Batman Forever is a 1995 American superhero film directed by Joel Schumacher and produced by Tim Burton, based on the DC Comics character Batman by Bob Kane and Bill Finger The third installment of Warner Bros.' initial Batman film series, it is a sequel to Batman Returns starring Val Kilmer and replacing Michael Keaton as Bruce Wayne / Batman, alongside Tommy Lee Jones, Jim Carrey, Nicole Kidman, Chris O'Donnell, Michael Gough, and Pat Hingle. The plot focuses on Batman trying to stop Two-Face and the Riddler in their scheme to extract information from all the minds in Gotham City while adopting an orphaned acrobat named Dick Grayson—who becomes his sidekick, Robin—and developing feelings for psychologist Dr. Chase Meridian.
Schumacher mostly eschewed the dark, dystopian atmosphere of Burton's films by drawing inspiration from the Batman comic books of the Dick Sprang era, as well as the 1960s television series, but without the campiness of the next film. Batman's alter ego, Bruce Wayne is much more prominent in the film, and like in Batman: The Animated Series, he is shown to be actively involved in the management of Wayne Enterprises. After Keaton chose not to reprise his role, William Baldwin and Ethan Hawke were considered as a replacement before Val Kilmer joined the cast.

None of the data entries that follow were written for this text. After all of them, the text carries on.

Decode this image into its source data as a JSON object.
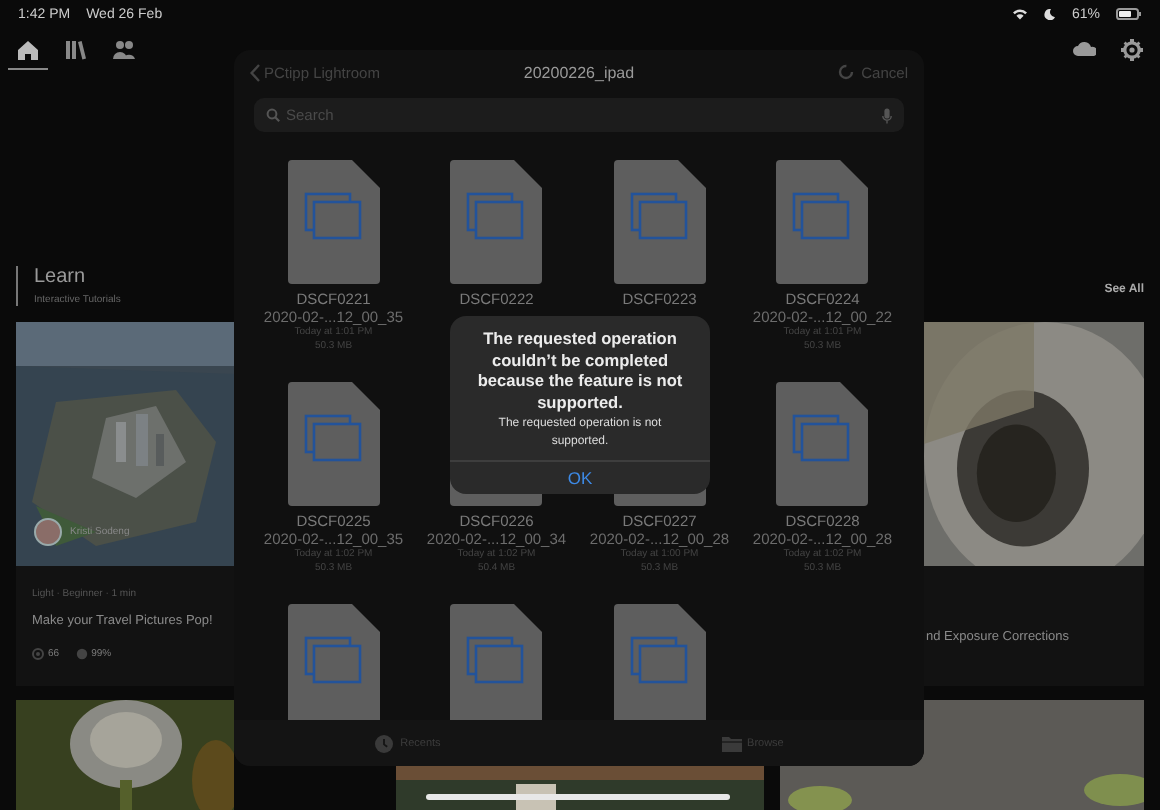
{
  "status_bar": {
    "time": "1:42 PM",
    "date": "Wed 26 Feb",
    "battery_text": "61%"
  },
  "nav": {
    "tabs": [
      {
        "kind": "home",
        "selected": true
      },
      {
        "kind": "library",
        "selected": false
      },
      {
        "kind": "people",
        "selected": false
      }
    ],
    "actions": [
      {
        "kind": "cloud"
      },
      {
        "kind": "settings"
      }
    ]
  },
  "learn": {
    "title": "Learn",
    "subtitle": "Interactive Tutorials",
    "see_all": "See All",
    "cards": [
      {
        "author": "Kristi Sodeng",
        "meta": "Light · Beginner · 1 min",
        "title": "Make your Travel Pictures Pop!",
        "stats": [
          "66",
          "99%"
        ]
      },
      {
        "title": "nd Exposure Corrections"
      }
    ]
  },
  "picker": {
    "back": "PCtipp Lightroom",
    "title": "20200226_ipad",
    "cancel": "Cancel",
    "search": {
      "placeholder": "Search"
    },
    "files": [
      {
        "kind": "file",
        "lines": [
          "DSCF0221",
          "2020-02-...12_00_35",
          "Today at 1:01 PM",
          "50.3 MB"
        ]
      },
      {
        "kind": "file",
        "lines": [
          "DSCF0222"
        ]
      },
      {
        "kind": "file",
        "lines": [
          "DSCF0223"
        ]
      },
      {
        "kind": "file",
        "lines": [
          "DSCF0224",
          "2020-02-...12_00_22",
          "Today at 1:01 PM",
          "50.3 MB"
        ]
      },
      {
        "kind": "file",
        "lines": [
          "DSCF0225",
          "2020-02-...12_00_35",
          "Today at 1:02 PM",
          "50.3 MB"
        ]
      },
      {
        "kind": "file",
        "lines": [
          "DSCF0226",
          "2020-02-...12_00_34",
          "Today at 1:02 PM",
          "50.4 MB"
        ]
      },
      {
        "kind": "file",
        "lines": [
          "DSCF0227",
          "2020-02-...12_00_28",
          "Today at 1:00 PM",
          "50.3 MB"
        ]
      },
      {
        "kind": "file",
        "lines": [
          "DSCF0228",
          "2020-02-...12_00_28",
          "Today at 1:02 PM",
          "50.3 MB"
        ]
      },
      {
        "kind": "file"
      },
      {
        "kind": "file"
      },
      {
        "kind": "file"
      }
    ],
    "tabs": [
      {
        "kind": "recents",
        "label": "Recents",
        "selected": false
      },
      {
        "kind": "browse",
        "label": "Browse",
        "selected": false
      }
    ]
  },
  "alert": {
    "title": "The requested operation couldn’t be completed because the feature is not supported.",
    "message": "The requested operation is not supported.",
    "button": "OK"
  }
}
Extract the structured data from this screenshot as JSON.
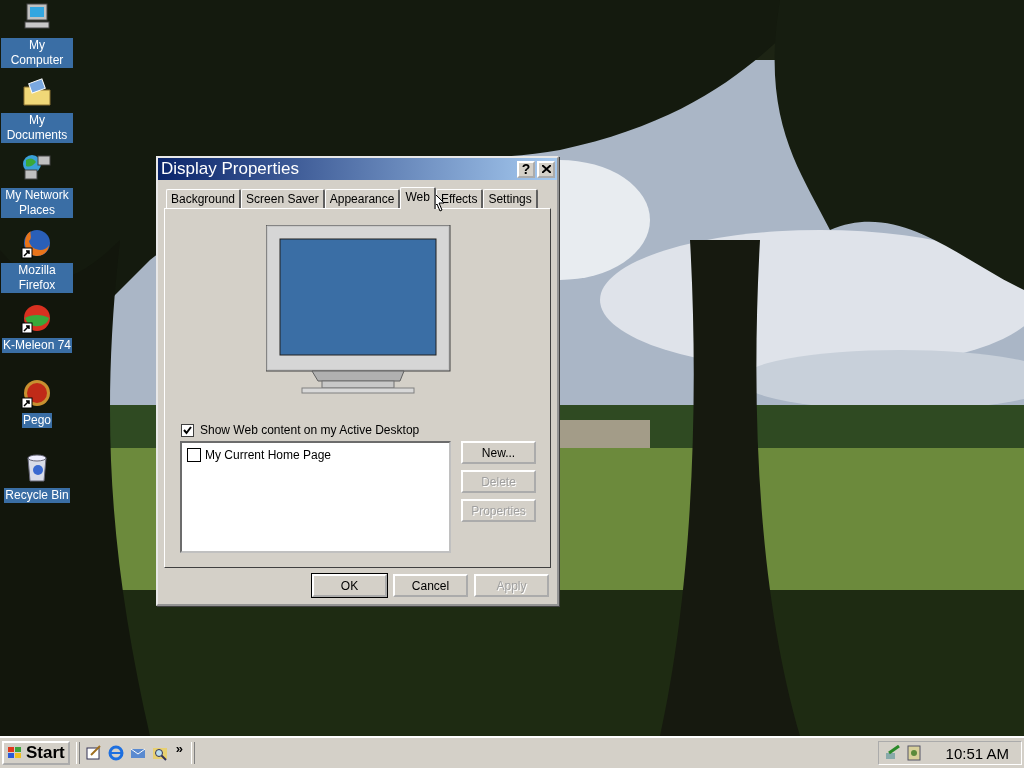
{
  "desktop_icons": [
    {
      "label": "My Computer",
      "kind": "computer",
      "shortcut": false
    },
    {
      "label": "My Documents",
      "kind": "documents",
      "shortcut": false
    },
    {
      "label": "My Network Places",
      "kind": "network",
      "shortcut": false
    },
    {
      "label": "Mozilla Firefox",
      "kind": "firefox",
      "shortcut": true
    },
    {
      "label": "K-Meleon 74",
      "kind": "kmeleon",
      "shortcut": true
    },
    {
      "label": "Pego",
      "kind": "pego",
      "shortcut": true
    },
    {
      "label": "Recycle Bin",
      "kind": "recycle",
      "shortcut": false
    }
  ],
  "dialog": {
    "title": "Display Properties",
    "help_button": "?",
    "tabs": [
      {
        "label": "Background",
        "selected": false
      },
      {
        "label": "Screen Saver",
        "selected": false
      },
      {
        "label": "Appearance",
        "selected": false
      },
      {
        "label": "Web",
        "selected": true
      },
      {
        "label": "Effects",
        "selected": false
      },
      {
        "label": "Settings",
        "selected": false
      }
    ],
    "show_web_content": {
      "label": "Show Web content on my Active Desktop",
      "checked": true
    },
    "web_items": [
      {
        "label": "My Current Home Page",
        "checked": false
      }
    ],
    "side_buttons": [
      {
        "label": "New...",
        "disabled": false
      },
      {
        "label": "Delete",
        "disabled": true
      },
      {
        "label": "Properties",
        "disabled": true
      }
    ],
    "footer_buttons": [
      {
        "label": "OK",
        "disabled": false,
        "default": true
      },
      {
        "label": "Cancel",
        "disabled": false,
        "default": false
      },
      {
        "label": "Apply",
        "disabled": true,
        "default": false
      }
    ]
  },
  "taskbar": {
    "start_label": "Start",
    "chevron": "»",
    "clock": "10:51 AM"
  }
}
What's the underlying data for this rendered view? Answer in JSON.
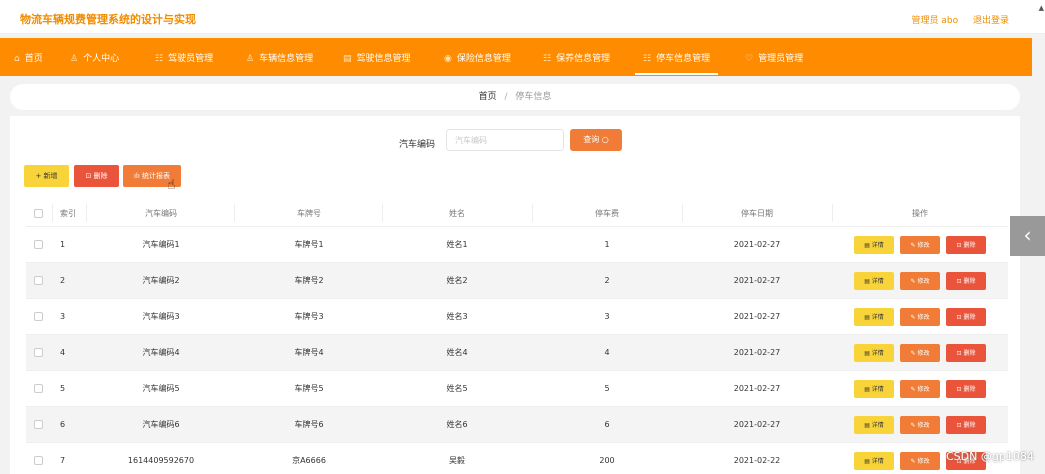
{
  "app": {
    "title": "物流车辆规费管理系统的设计与实现",
    "user_label": "管理员 abo",
    "logout_label": "退出登录"
  },
  "nav": [
    {
      "icon": "⌂",
      "label": "首页"
    },
    {
      "icon": "♙",
      "label": "个人中心"
    },
    {
      "icon": "☷",
      "label": "驾驶员管理"
    },
    {
      "icon": "♙",
      "label": "车辆信息管理"
    },
    {
      "icon": "▤",
      "label": "驾驶信息管理"
    },
    {
      "icon": "◉",
      "label": "保险信息管理"
    },
    {
      "icon": "☷",
      "label": "保养信息管理"
    },
    {
      "icon": "☷",
      "label": "停车信息管理"
    },
    {
      "icon": "♡",
      "label": "管理员管理"
    }
  ],
  "breadcrumb": {
    "home": "首页",
    "sep": "/",
    "current": "停车信息"
  },
  "search": {
    "label": "汽车编码",
    "placeholder": "汽车编码",
    "value": "",
    "button": "查询 ○"
  },
  "actions": {
    "add": "+ 新增",
    "delete": "⊡ 删除",
    "stats": "ılı 统计报表"
  },
  "table": {
    "headers": [
      "索引",
      "汽车编码",
      "车牌号",
      "姓名",
      "停车费",
      "停车日期",
      "操作"
    ],
    "rows": [
      {
        "idx": "1",
        "code": "汽车编码1",
        "plate": "车牌号1",
        "name": "姓名1",
        "fee": "1",
        "date": "2021-02-27"
      },
      {
        "idx": "2",
        "code": "汽车编码2",
        "plate": "车牌号2",
        "name": "姓名2",
        "fee": "2",
        "date": "2021-02-27"
      },
      {
        "idx": "3",
        "code": "汽车编码3",
        "plate": "车牌号3",
        "name": "姓名3",
        "fee": "3",
        "date": "2021-02-27"
      },
      {
        "idx": "4",
        "code": "汽车编码4",
        "plate": "车牌号4",
        "name": "姓名4",
        "fee": "4",
        "date": "2021-02-27"
      },
      {
        "idx": "5",
        "code": "汽车编码5",
        "plate": "车牌号5",
        "name": "姓名5",
        "fee": "5",
        "date": "2021-02-27"
      },
      {
        "idx": "6",
        "code": "汽车编码6",
        "plate": "车牌号6",
        "name": "姓名6",
        "fee": "6",
        "date": "2021-02-27"
      },
      {
        "idx": "7",
        "code": "1614409592670",
        "plate": "京A6666",
        "name": "吴毅",
        "fee": "200",
        "date": "2021-02-22"
      }
    ],
    "op_labels": {
      "detail": "▤ 详情",
      "edit": "✎ 修改",
      "delete": "⊡ 删除"
    }
  },
  "side_tab": "‹",
  "watermark": "CSDN @gp1084",
  "colors": {
    "accent": "#ff8c00",
    "yellow": "#f8d43a",
    "orange": "#f07c38",
    "red": "#e9543a"
  }
}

Batman Forever was released on June 16, 1995, to mixed reviews from critics, who praised the cinematography, music, action sequences and performances of Carrey and Jones, but criticized the CGI, costume designs, and tonal departure from previous films. The film was a box office success, grossing over $336 million worldwide and became the sixth-highest-grossing film worldwide of 1995. It was followed by Batman & Robin in 1997, with Schumacher returning as the director, Chris O'Donnell returning as Robin, and George Clooney replacing Kilmer as Batman.